Моего напарника по нашему рейду по вымирающим станицам к этому времени осудили по статье "Хищение государственной собственности": не хотел губить людей, "хладнокровно" относился к тому, что крестьяне подворовывали пшеницу с полей.
Недалек был и мой черед, да кто ж это ведал. в тридцать четвертом году почетным рейсом возили делегацию на 17 й съезд. Ездил и я с правом совещательного голоса. То да се, Сталин по первому голосованию не прошел. Уговорили переголосовать.
Почти все участники съезда, ну это-то вы знаете, погибли. Не надо было два раза голосовать.
3
В тридцать шестом в декабре пересажали в Ростове-на-Дону весь партийный актив. в том числе и меня. в любой камере - пленум обкома. в любой камере глубочайшее убеждение, что это местная грубая ошибка.
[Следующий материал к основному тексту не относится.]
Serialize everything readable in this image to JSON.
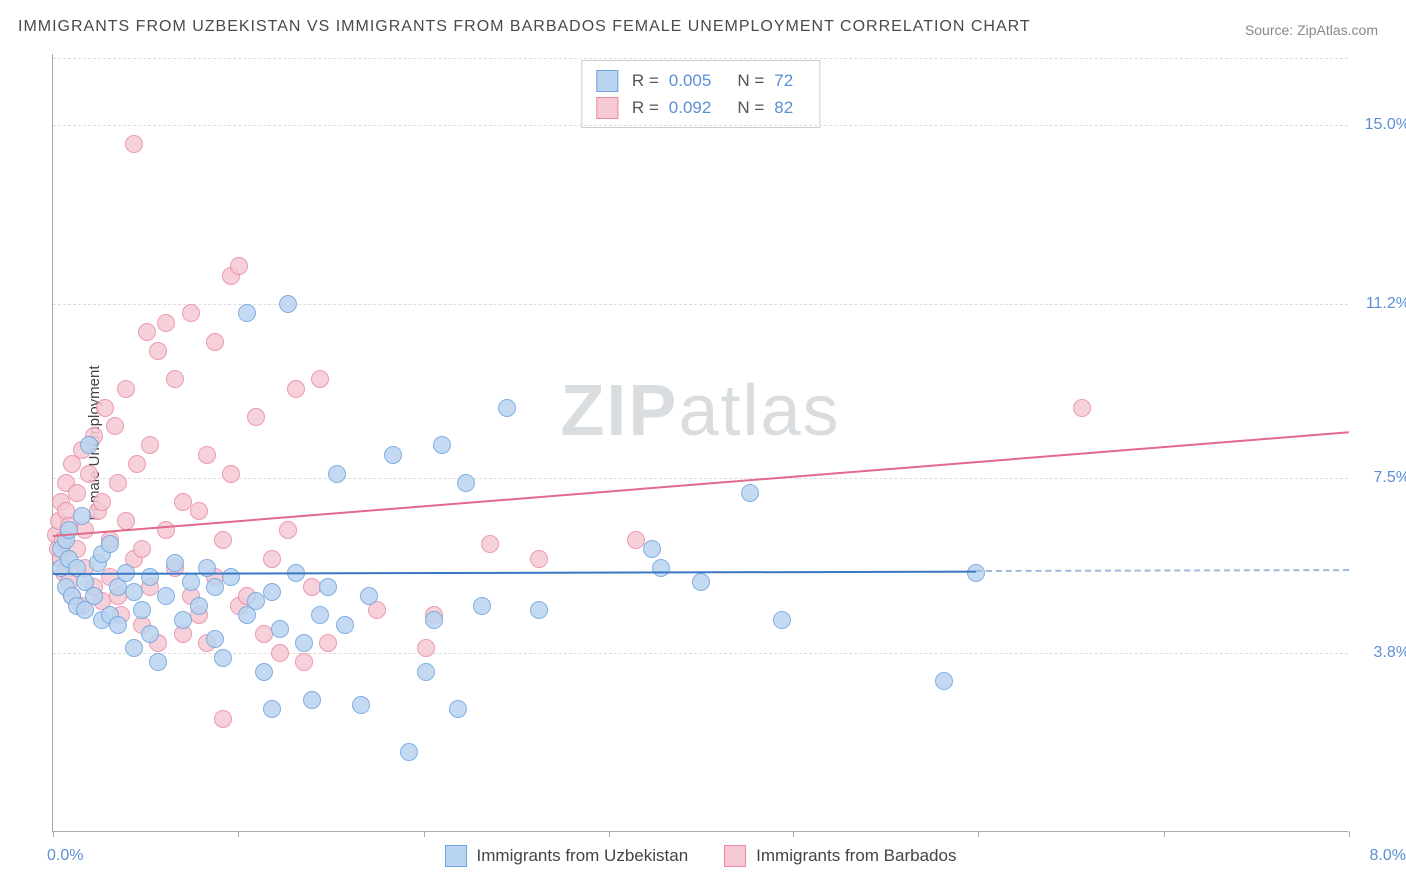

Или того хуже - провокация и предательство. Сталин ничего не знает, любыми путями сообщить ему. Опять перегибы, опять сволочи. Груды заявлений, и все такое прочее.
Ночами - прожектор перед глазами, привязан, чтобы не уклонялся, бьют - если закрываешь глаза, опустил веки - резиновой палкой.
Глубочайшее мое убеждение - это все-таки отобранные люди. Наркоманы. и по глазам, и по поведению судя - под наркозом. Те, кто вел допросы, непосредственно этим не занимались. Комнаты же, где вынуждают, - отдельные. Первое время очень били.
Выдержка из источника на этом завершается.